Comment le déclarer dans un rapport
L’intervalle est toujours donné avec les hypothèses qui l’ont produit, pour que celui qui le lit puisse en juger :
Vitesse d’impact du véhicule A : 16,7 km/h (intervalle à 95% : 15,4 – 17,9 km/h). Obtenue par simulation de Monte-Carlo avec 10 000 itérations, en supposant une distribution uniforme de l’EES entre 7,2 et 8,8 pour les deux véhicules et des poids à vide avec une marge de ±10%. L’intervalle reflète l’incertitude déclarée des données de départ ; il n’intègre pas l’erreur propre de la méthode.
Rédigé ainsi, l’intervalle est défendable : il dit d’où il vient, ce qu’il couvre et ce qu’il ne couvre pas. Un intervalle sans ses hypothèses n’est qu’un nombre de plus, et de ceux qui résistent le moins bien à une question.
Questions fréquentes
- Qu’est-ce qu’une analyse de Monte-Carlo en reconstitution d’accidents ?
- C’est une méthode pour savoir de combien le résultat d’un calcul peut varier lorsque les données d’entrée ne sont pas connues exactement. On déclare une marge pour chaque variable incertaine, le calcul est répété des milliers de fois en les tirant toutes à la fois, et au lieu d’un nombre on obtient la distribution complète des résultats possibles, dont on extrait les percentiles.
- Quelle différence avec un tableau de sensibilité ?
- Le tableau de sensibilité fait varier une variable en laissant les autres fixes : il répond à « que se passe-t-il si je me suis trompé sur celle-ci ». Monte-Carlo les fait varier toutes ensemble, ce qui correspond à la situation réelle d’un dossier : l’incertitude sur l’EES et celle sur la masse coexistent. Sur les mêmes données, les deux outils peuvent diverger sur la variable qui domine.
- Quel intervalle faut-il déclarer dans un rapport d’expertise ?
- Celui des 95% centraux, toujours accompagné des marges de départ dont il découle. Un intervalle sans ses hypothèses n’est pas interprétable : sa largeur est la conséquence directe des marges déclarées, et non une mesure de l’exactitude de la méthode.
- Puis-je écrire le résultat sous la forme moyenne ± écart-type ?
- Seulement si la distribution de sortie est symétrique.

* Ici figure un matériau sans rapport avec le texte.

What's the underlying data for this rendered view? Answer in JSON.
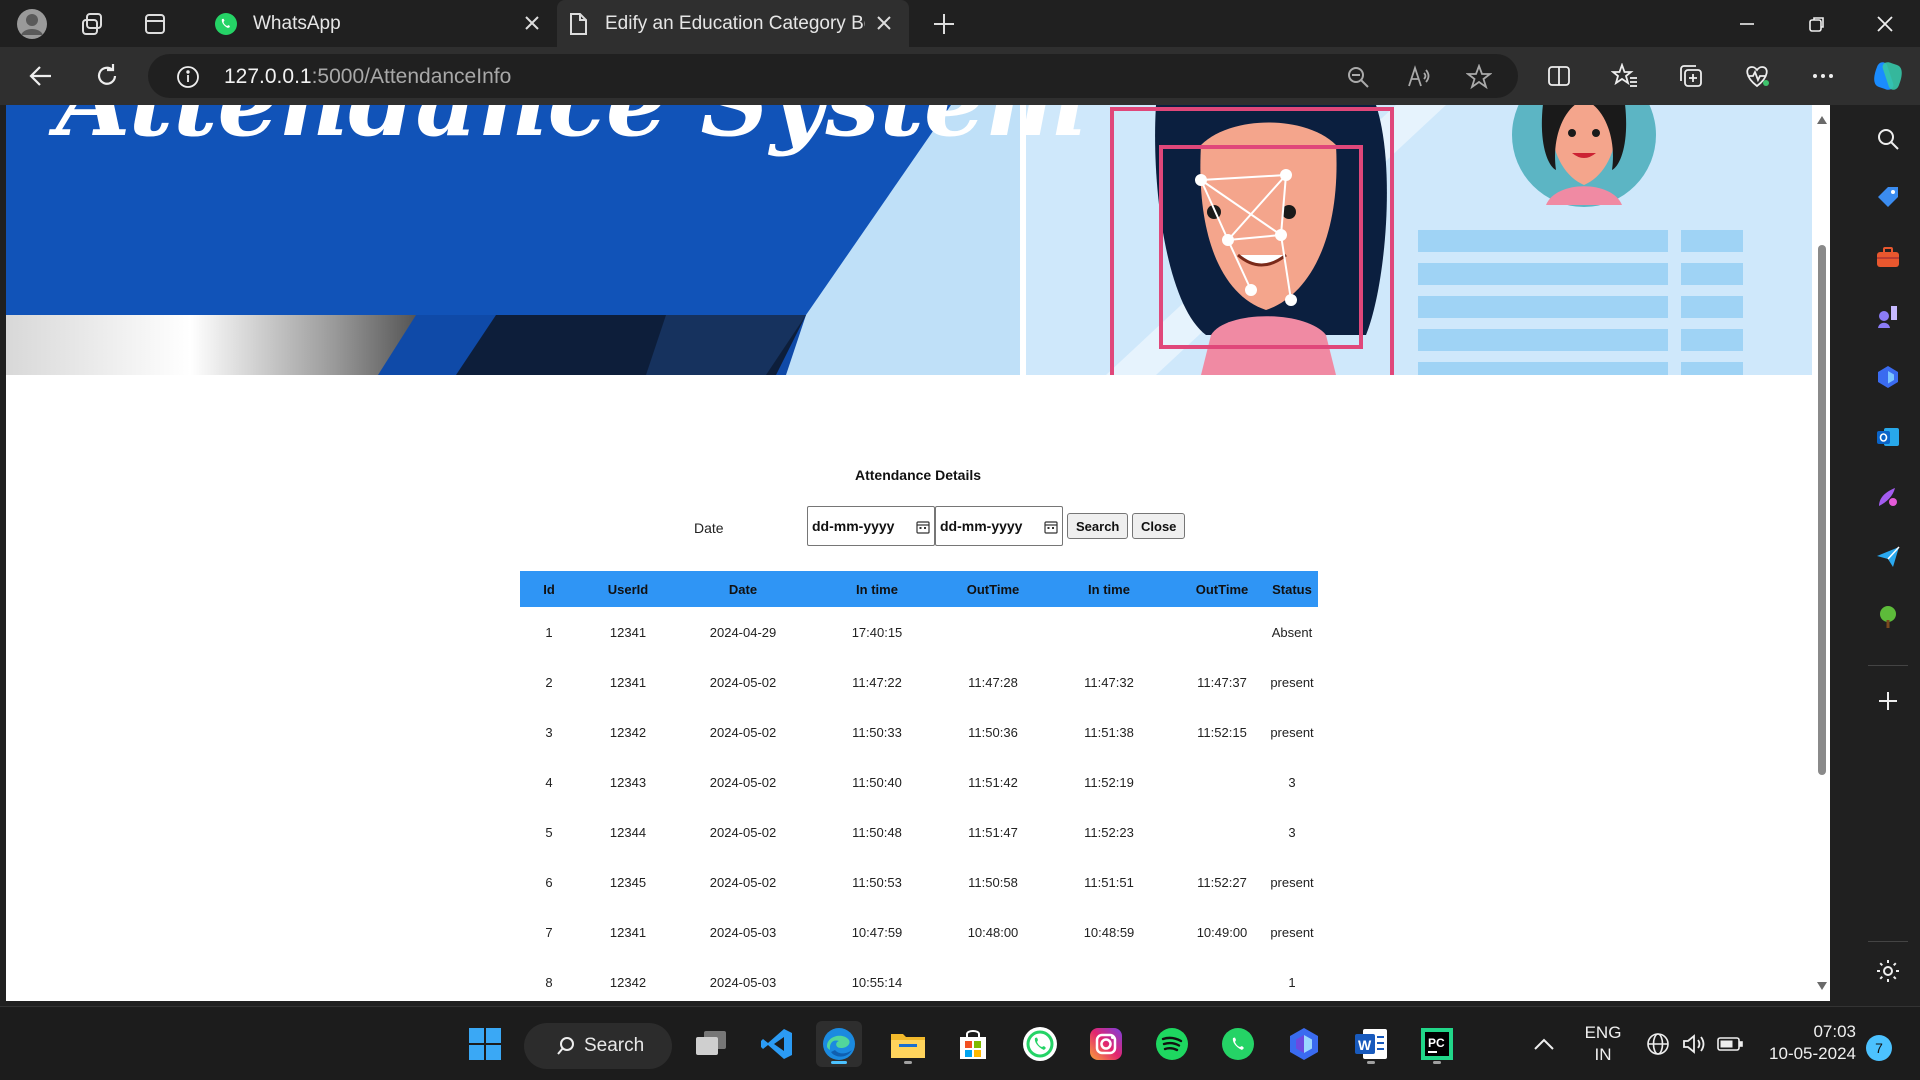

Lorsque la médiane s’écarte de la moyenne, le calculateur le signale : dans ce cas les bandes moyenne ± sigma ne couvrent pas le pourcentage annoncé et il faut donner des percentiles. Les modèles de reconstitution ne sont pas linéaires, la sortie peut donc être asymétrique même si les entrées sont symétriques.
- Combien d’itérations faut-il ?
- Avec 10 000, les percentiles centraux sont déjà stables d’une exécution à l’autre. Augmenter ce nombre affine les queues — les 99% centraux et les extrêmes — mais ne change pas sensiblement la médiane ni les 95%. Si deux exécutions successives donnent des intervalles nettement différents, le problème ne vient pas du nombre d’itérations mais des marges.